Appliquée à l’automobile, cette course aux énergies propres débouche quelquefois sur des résultats contraires à ce qui était programmé. Prenons le cas de la diversité énergétique : la guerre ouverte contre les voitures diesel, sans considération aucune sur leur date de mise à la route, a logiquement produit ses effets avec un effondrement des ventes, tant en France qu’en Europe. Priés de changer leurs habitudes du tout au tout (et fortement incités par la fiscalité), les consommateurs ont opté pour d’autres énergies, telles que l’essence. Problème, ces motorisations essence (qui représentent désormais un quart des VP immatriculés dans les entreprises), sont peut-être meilleures pour la lutte contre les particules fines, mais pas contre le réchauffement climatique.
Plus de véhicules essence sur les routes signifie plus d’émissions de CO2, donc un danger pour le réchauffement de la planète. Depuis deux ans, ces émissions de CO2 sont reparties à la hausse en Europe, vient d’avertir Carlos Tavares, le patron de l’ACEA (Association européenne des constructeurs automobiles) et n°1 de PSA. Rien qu’en France, elles sont remontées en moyenne à 112g/km.
Un beau caillou dans la chaussure des constructeurs. Pour respecter les règles européennes, ils doivent afficher d’ici deux ans des émissions moyennes de CO2 de 95 g par km parcouru ; faute de quoi les amendes pleuvront (la note pourrait atteindre plusieurs milliards d’euros). L’engouement des consommateurs pour l’essence n’arrange pas leurs affaires et éloigne l’atteinte de leurs objectifs. Carlos Tavares a bien tenté une explication à cette situation en soulignant que le recul du diesel aurait dû se faire en faveur de l’électrique ou l’hybride rechargeable et non de l’essence, si toutefois l’offre était disponible.
Mais si tel avait été le cas, d’autres problèmes auraient pu surgir, au premier rang desquels la disponibilité en électricité pour recharger les véhicules. A cet égard, les dernières statistiques sur le développement du charbon à l’échelle planétaire, ne sont pas pour rassurer. « Sale temps pour la planète », estime d’ailleurs cette semaine une belle enquête du Figaro, en rappelant que la consommation de charbon pour la production d’électricité continue d’augmenter dans le monde. Rien qu’en Chine, « l’équivalent d’une tranche supplémentaire de 500 MW, soit la puissance d’un demi-réacteur de Fessenheim, serait ainsi mis en service chaque semaine », écrit encore le quotidien. Obligés pour satisfaire leurs besoins énergétiques, une vingtaine de pays d’Afrique, d’Amérique centrale, d’Asie et du Moyen-Orient, développent l’exploitation du charbon.

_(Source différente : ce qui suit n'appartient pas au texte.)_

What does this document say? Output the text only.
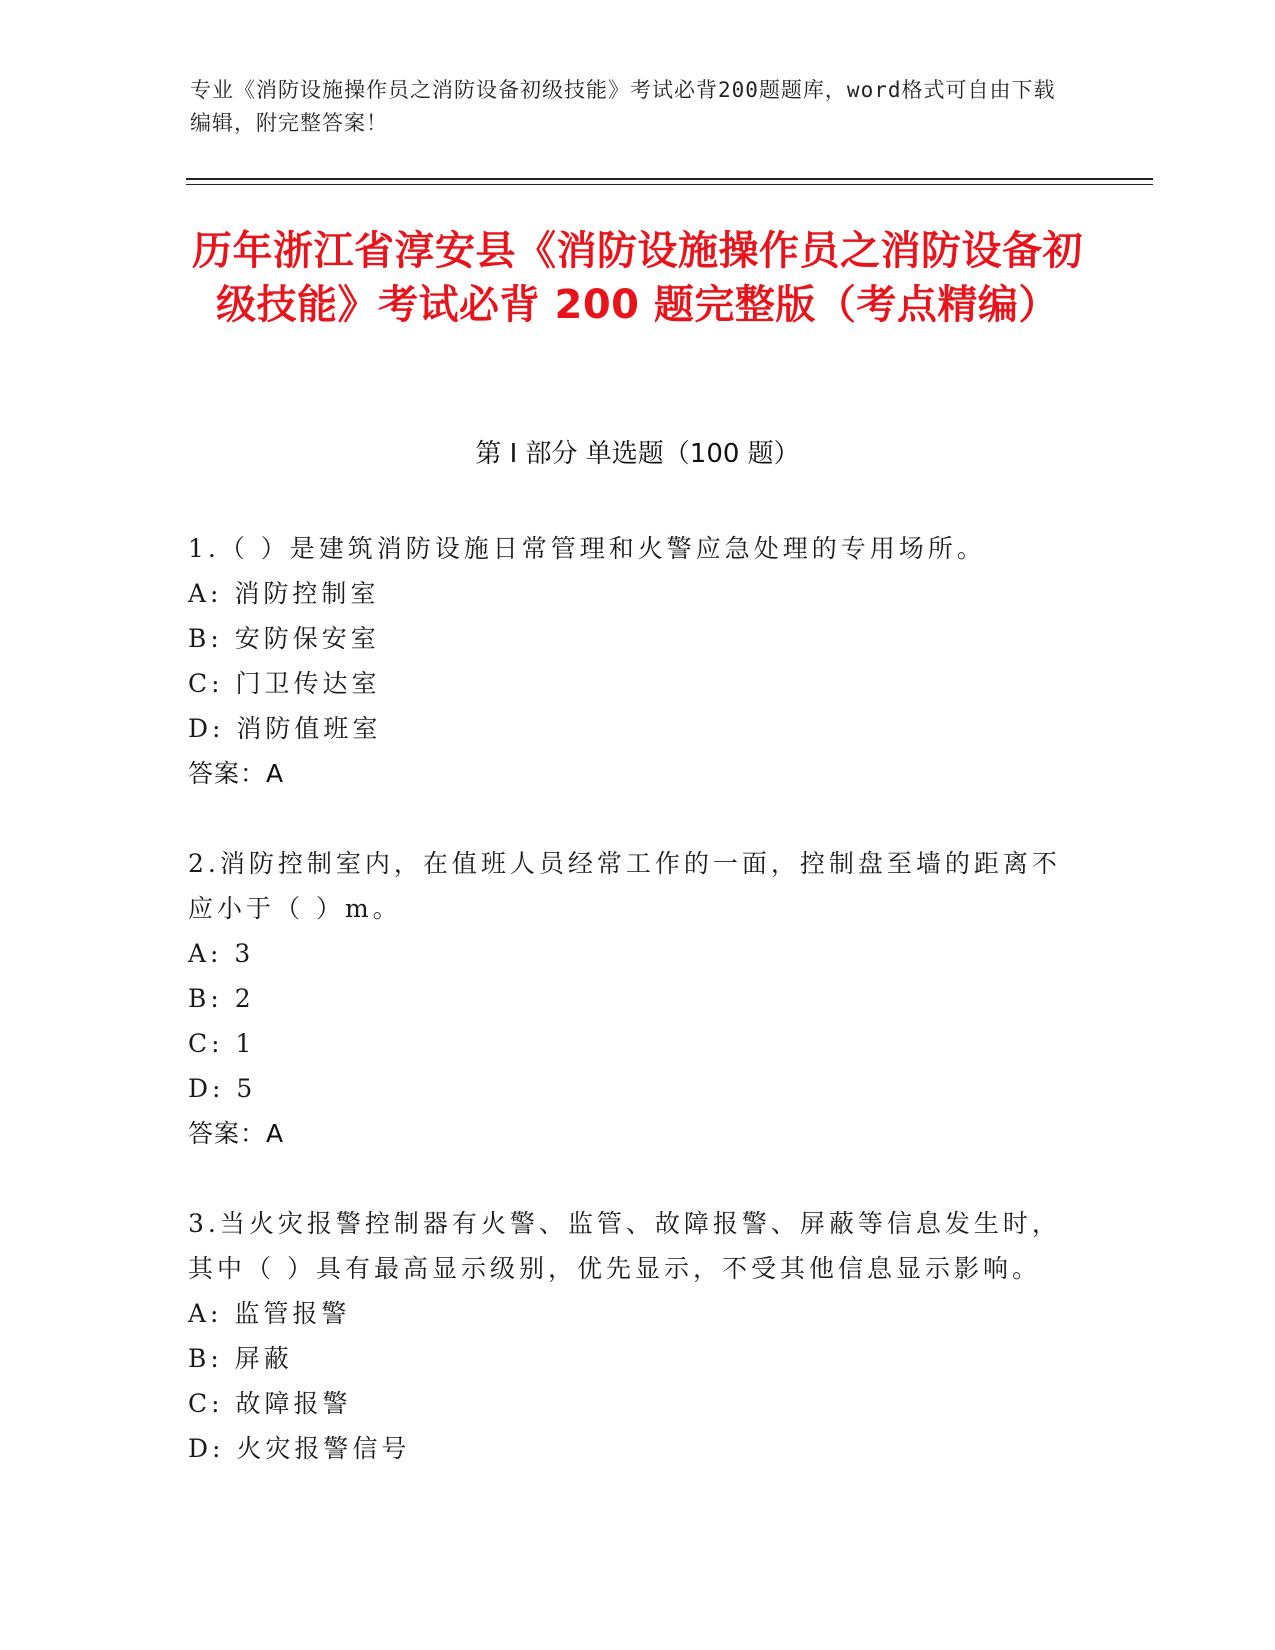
专业《消防设施操作员之消防设备初级技能》考试必背200题题库，word格式可自由下载编辑，附完整答案！
历年浙江省淳安县《消防设施操作员之消防设备初级技能》考试必背 200 题完整版（考点精编）
第 I 部分 单选题（100 题）
1.（ ）是建筑消防设施日常管理和火警应急处理的专用场所。
A: 消防控制室
B: 安防保安室
C: 门卫传达室
D: 消防值班室
答案：A
2.消防控制室内，在值班人员经常工作的一面，控制盘至墙的距离不应小于（ ）m。
A: 3
B: 2
C: 1
D: 5
答案：A
3.当火灾报警控制器有火警、监管、故障报警、屏蔽等信息发生时，其中（ ）具有最高显示级别，优先显示，不受其他信息显示影响。
A: 监管报警
B: 屏蔽
C: 故障报警
D: 火灾报警信号
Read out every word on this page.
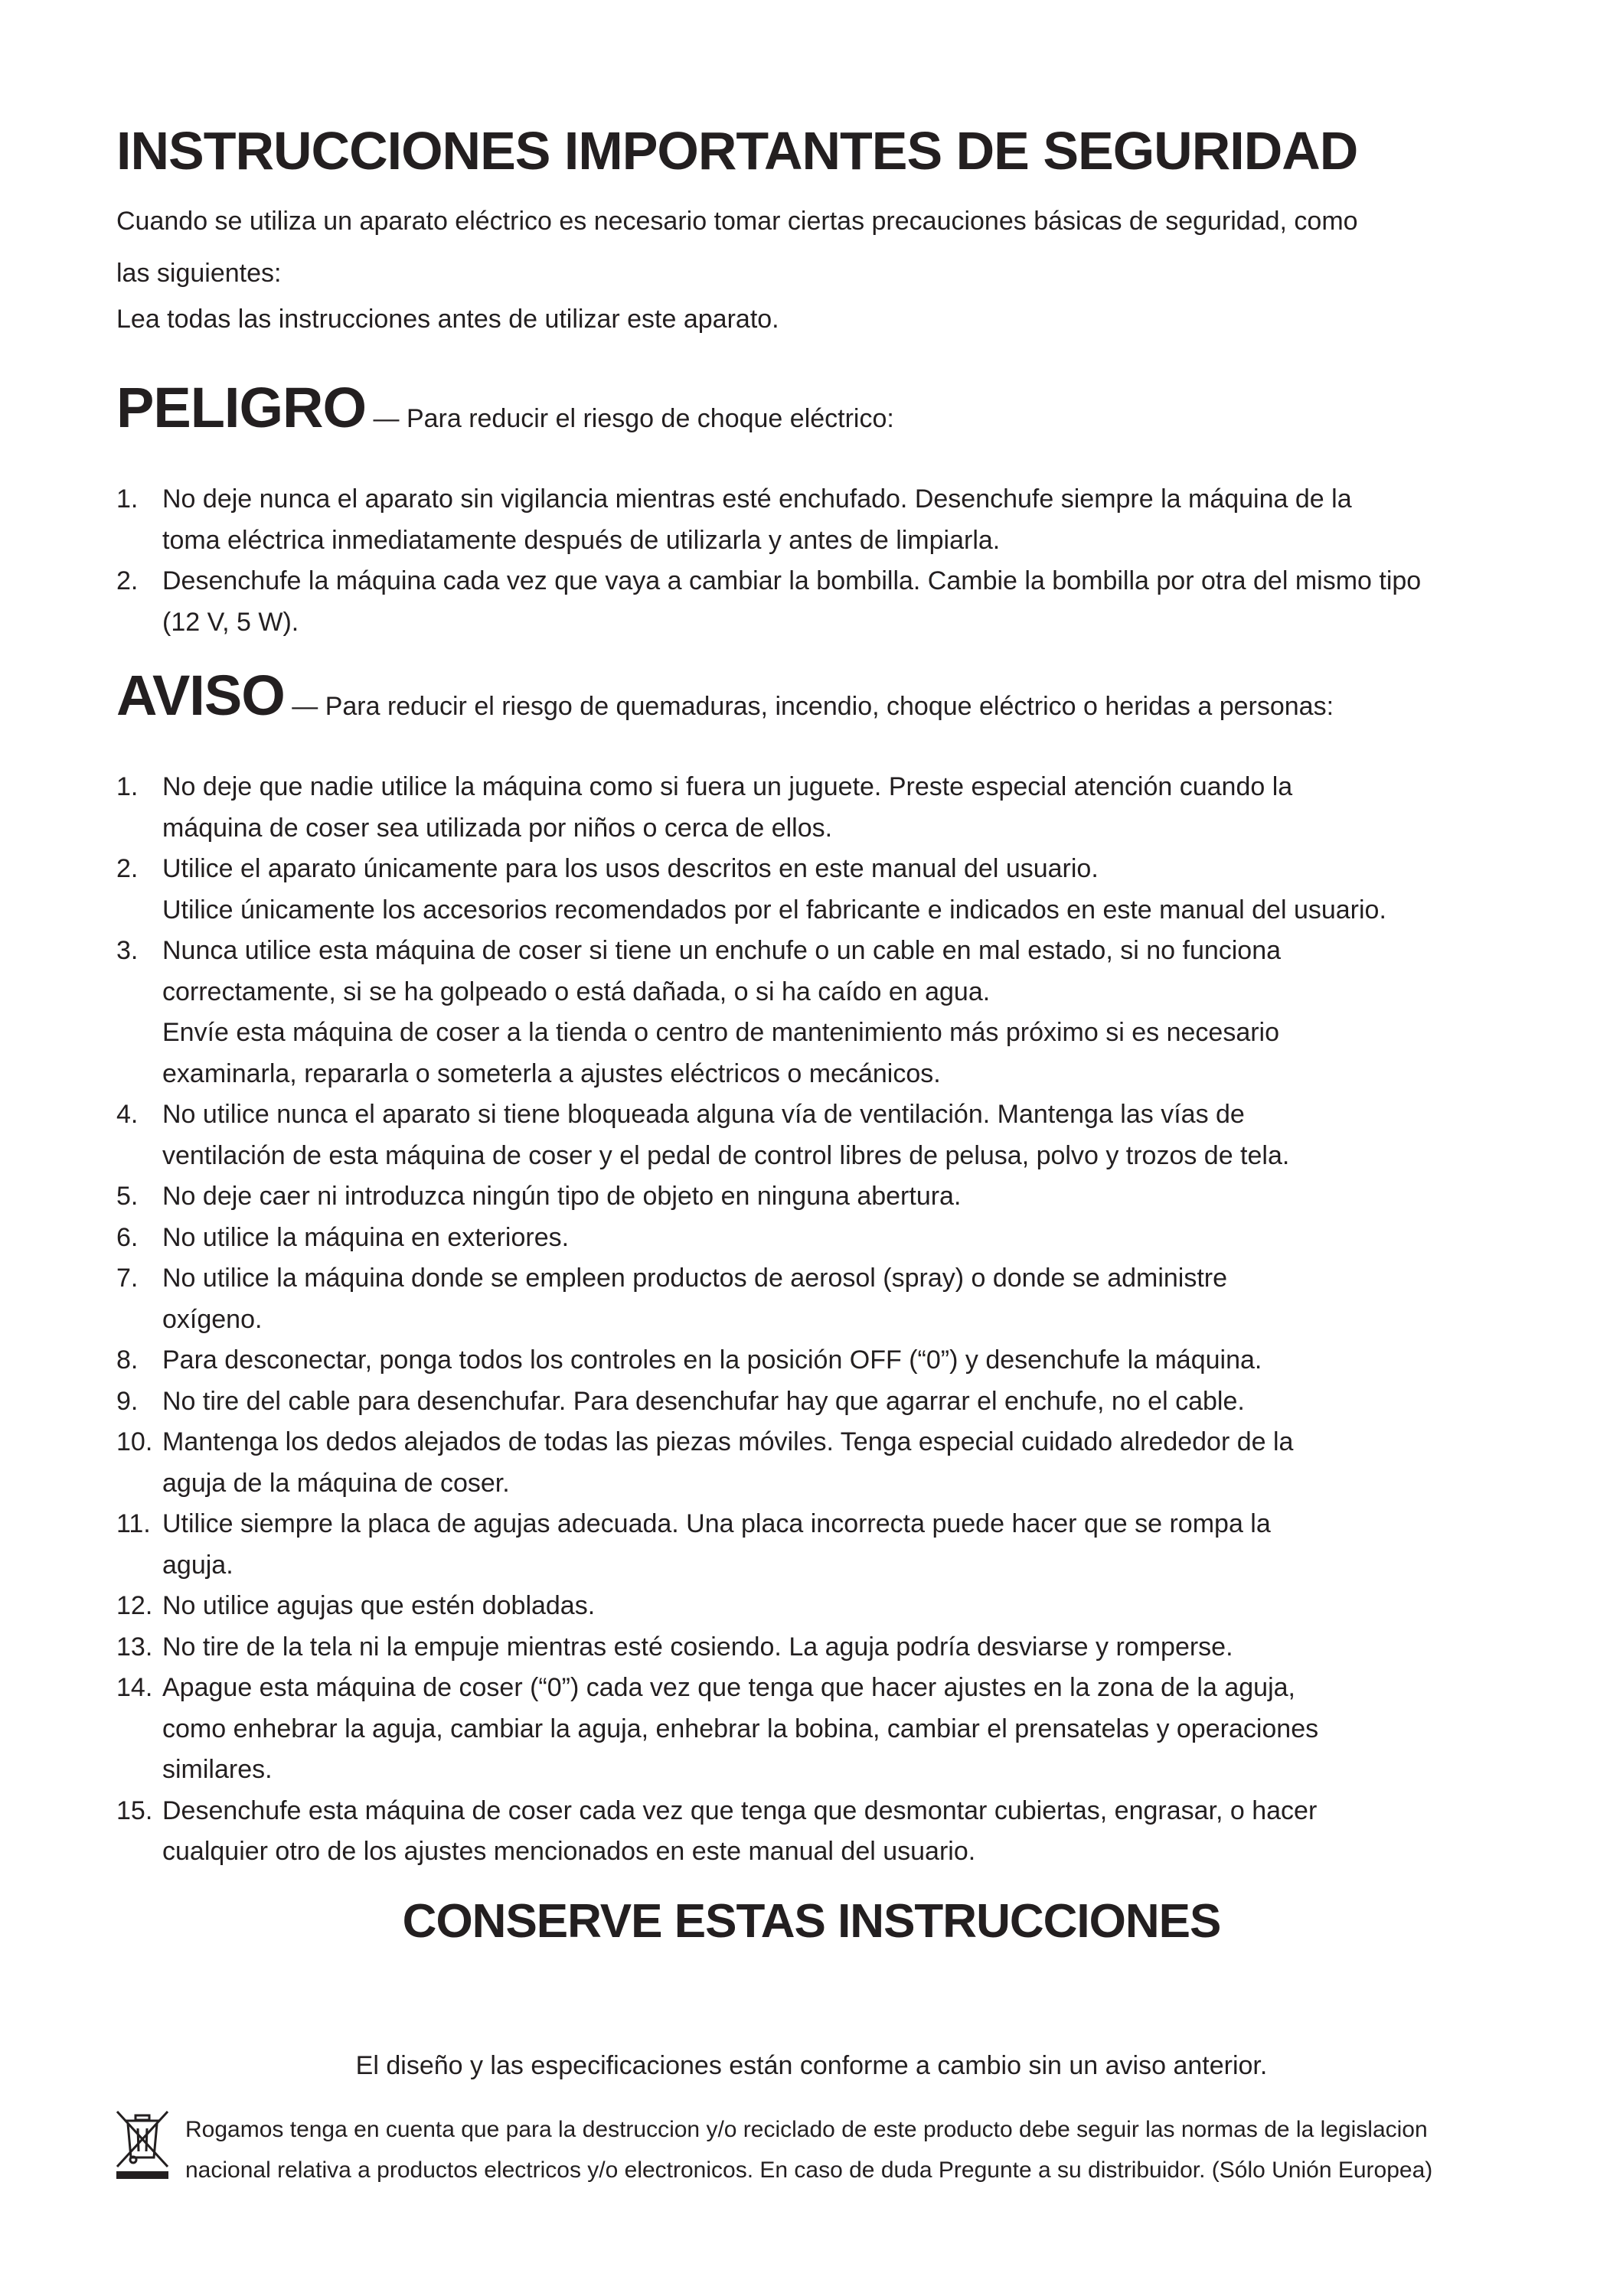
INSTRUCCIONES IMPORTANTES DE SEGURIDAD
Cuando se utiliza un aparato eléctrico es necesario tomar ciertas precauciones básicas de seguridad, como
las siguientes:
Lea todas las instrucciones antes de utilizar este aparato.
PELIGRO — Para reducir el riesgo de choque eléctrico:
1. No deje nunca el aparato sin vigilancia mientras esté enchufado. Desenchufe siempre la máquina de la
toma eléctrica inmediatamente después de utilizarla y antes de limpiarla.
2. Desenchufe la máquina cada vez que vaya a cambiar la bombilla. Cambie la bombilla por otra del mismo tipo
(12 V, 5 W).
AVISO — Para reducir el riesgo de quemaduras, incendio, choque eléctrico o heridas a personas:
1. No deje que nadie utilice la máquina como si fuera un juguete. Preste especial atención cuando la
máquina de coser sea utilizada por niños o cerca de ellos.
2. Utilice el aparato únicamente para los usos descritos en este manual del usuario.
Utilice únicamente los accesorios recomendados por el fabricante e indicados en este manual del usuario.
3. Nunca utilice esta máquina de coser si tiene un enchufe o un cable en mal estado, si no funciona
correctamente, si se ha golpeado o está dañada, o si ha caído en agua.
Envíe esta máquina de coser a la tienda o centro de mantenimiento más próximo si es necesario
examinarla, repararla o someterla a ajustes eléctricos o mecánicos.
4. No utilice nunca el aparato si tiene bloqueada alguna vía de ventilación. Mantenga las vías de
ventilación de esta máquina de coser y el pedal de control libres de pelusa, polvo y trozos de tela.
5. No deje caer ni introduzca ningún tipo de objeto en ninguna abertura.
6. No utilice la máquina en exteriores.
7. No utilice la máquina donde se empleen productos de aerosol (spray) o donde se administre
oxígeno.
8. Para desconectar, ponga todos los controles en la posición OFF (“0”) y desenchufe la máquina.
9. No tire del cable para desenchufar. Para desenchufar hay que agarrar el enchufe, no el cable.
10. Mantenga los dedos alejados de todas las piezas móviles. Tenga especial cuidado alrededor de la
aguja de la máquina de coser.
11. Utilice siempre la placa de agujas adecuada. Una placa incorrecta puede hacer que se rompa la
aguja.
12. No utilice agujas que estén dobladas.
13. No tire de la tela ni la empuje mientras esté cosiendo. La aguja podría desviarse y romperse.
14. Apague esta máquina de coser (“0”) cada vez que tenga que hacer ajustes en la zona de la aguja,
como enhebrar la aguja, cambiar la aguja, enhebrar la bobina, cambiar el prensatelas y operaciones
similares.
15. Desenchufe esta máquina de coser cada vez que tenga que desmontar cubiertas, engrasar, o hacer
cualquier otro de los ajustes mencionados en este manual del usuario.
CONSERVE ESTAS INSTRUCCIONES
El diseño y las especificaciones están conforme a cambio sin un aviso anterior.
Rogamos tenga en cuenta que para la destruccion y/o reciclado de este producto debe seguir las normas de la legislacion
nacional relativa a productos electricos y/o electronicos. En caso de duda Pregunte a su distribuidor. (Sólo Unión Europea)
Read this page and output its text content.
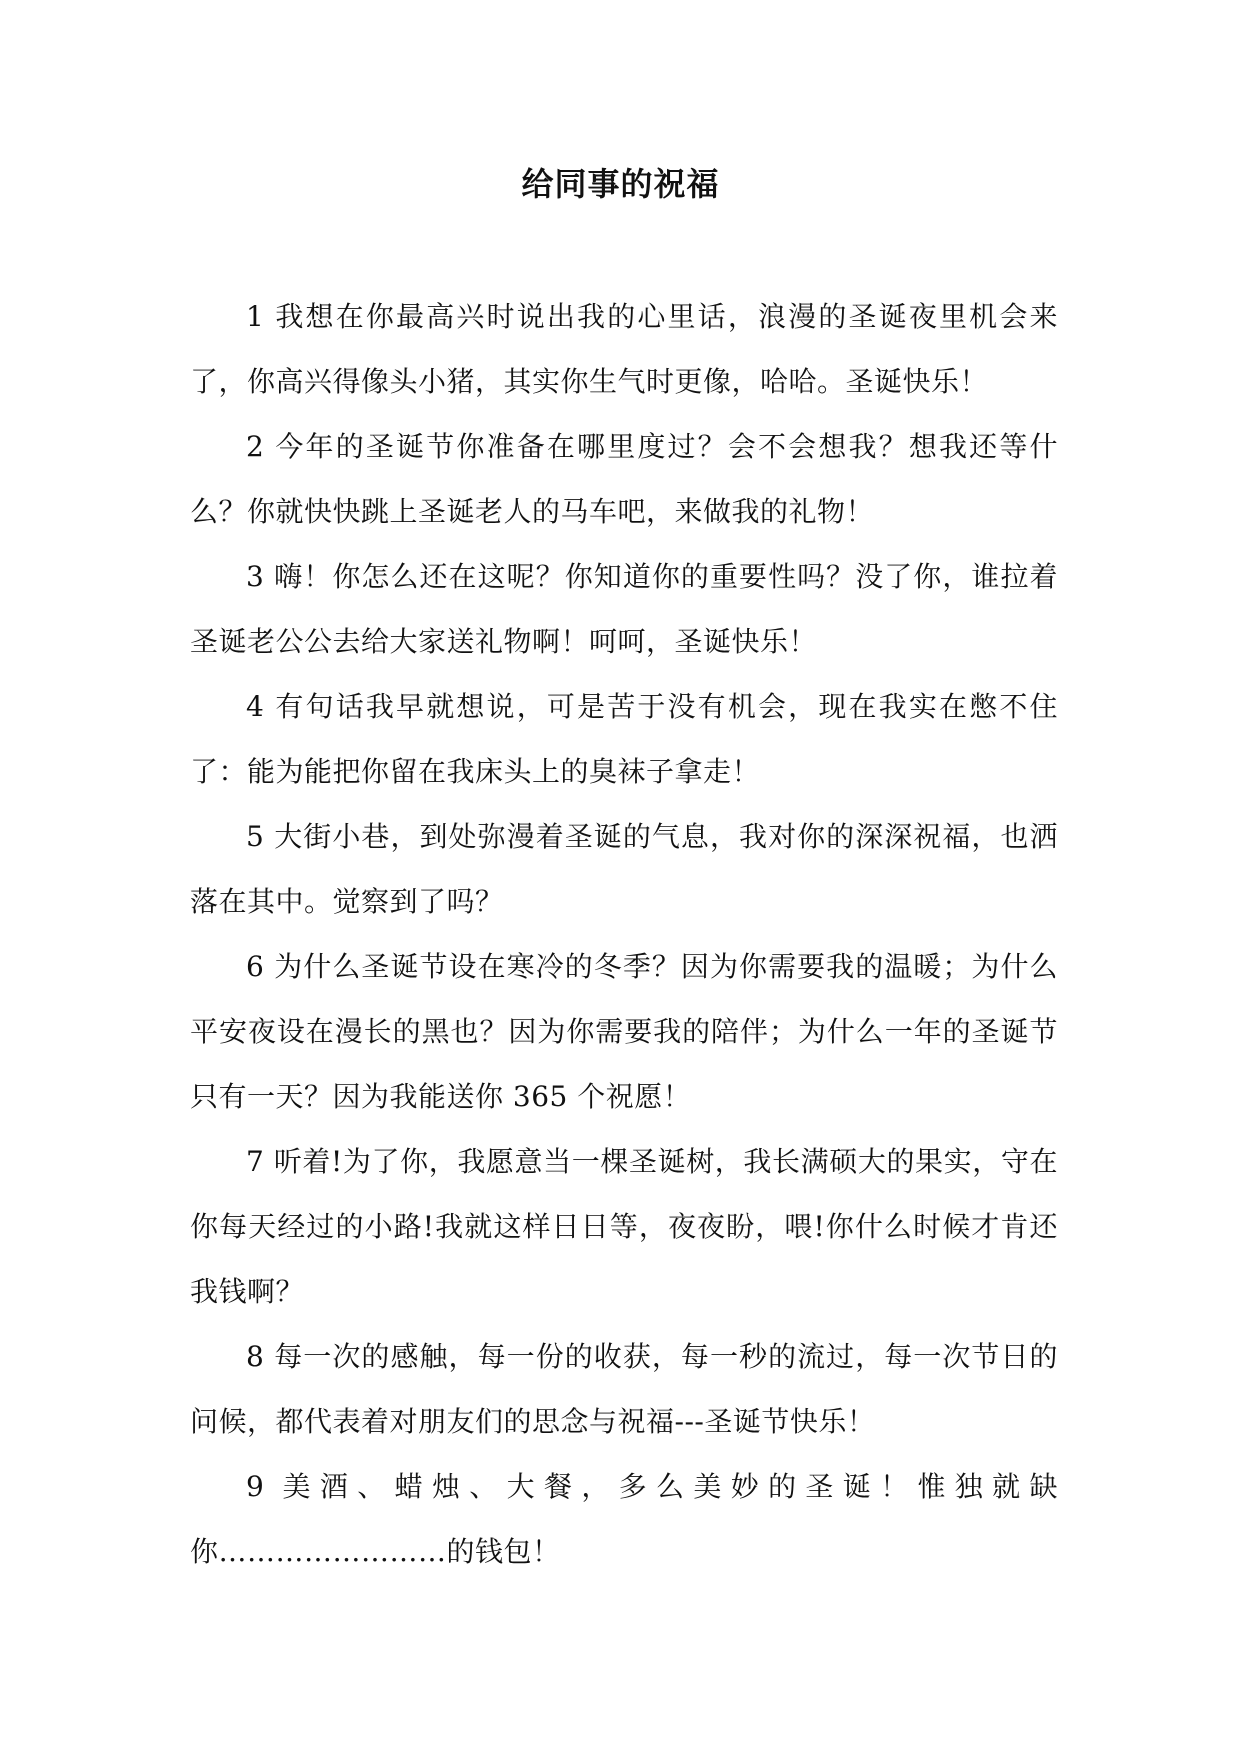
给同事的祝福

1 我想在你最高兴时说出我的心里话，浪漫的圣诞夜里机会来了，你高兴得像头小猪，其实你生气时更像，哈哈。圣诞快乐！

2 今年的圣诞节你准备在哪里度过？会不会想我？想我还等什么？你就快快跳上圣诞老人的马车吧，来做我的礼物！

3 嗨！你怎么还在这呢？你知道你的重要性吗？没了你，谁拉着圣诞老公公去给大家送礼物啊！呵呵，圣诞快乐！

4 有句话我早就想说，可是苦于没有机会，现在我实在憋不住了：能为能把你留在我床头上的臭袜子拿走！

5 大街小巷，到处弥漫着圣诞的气息，我对你的深深祝福，也洒落在其中。觉察到了吗？

6 为什么圣诞节设在寒冷的冬季？因为你需要我的温暖；为什么平安夜设在漫长的黑也？因为你需要我的陪伴；为什么一年的圣诞节只有一天？因为我能送你 365 个祝愿！

7 听着!为了你，我愿意当一棵圣诞树，我长满硕大的果实，守在你每天经过的小路!我就这样日日等，夜夜盼，喂!你什么时候才肯还我钱啊？

8 每一次的感触，每一份的收获，每一秒的流过，每一次节日的问候，都代表着对朋友们的思念与祝福---圣诞节快乐！

9 美酒、蜡烛、大餐，多么美妙的圣诞！惟独就缺你……………………的钱包！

Pas facile, dans ces conditions, de rêver à des flottes entières de voitures électriques, réputées vertueuses pour leur absence d’émissions de CO2 et autres polluants… mais alimentées par de l’électricité produite à partir de charbon, faute d’électricité d’origine nucléaire, solaire, éolienne ou marémotrice en quantité suffisante.
Morale de l’histoire ? Bien malin celui qui détient la véritable recette du véhicule propre. Mais l’actualité risque de rappeler chacun à ses responsabilités : dans l’Antarctique occidental, un glacier grand comme la Floride ou un quart de la France, menace de se détacher et de provoquer une hausse inédite du niveau des mers. Alors, essence ou électrique ? Seule certitude : la véritable énergie vertueuse est celle qu’on a économisée.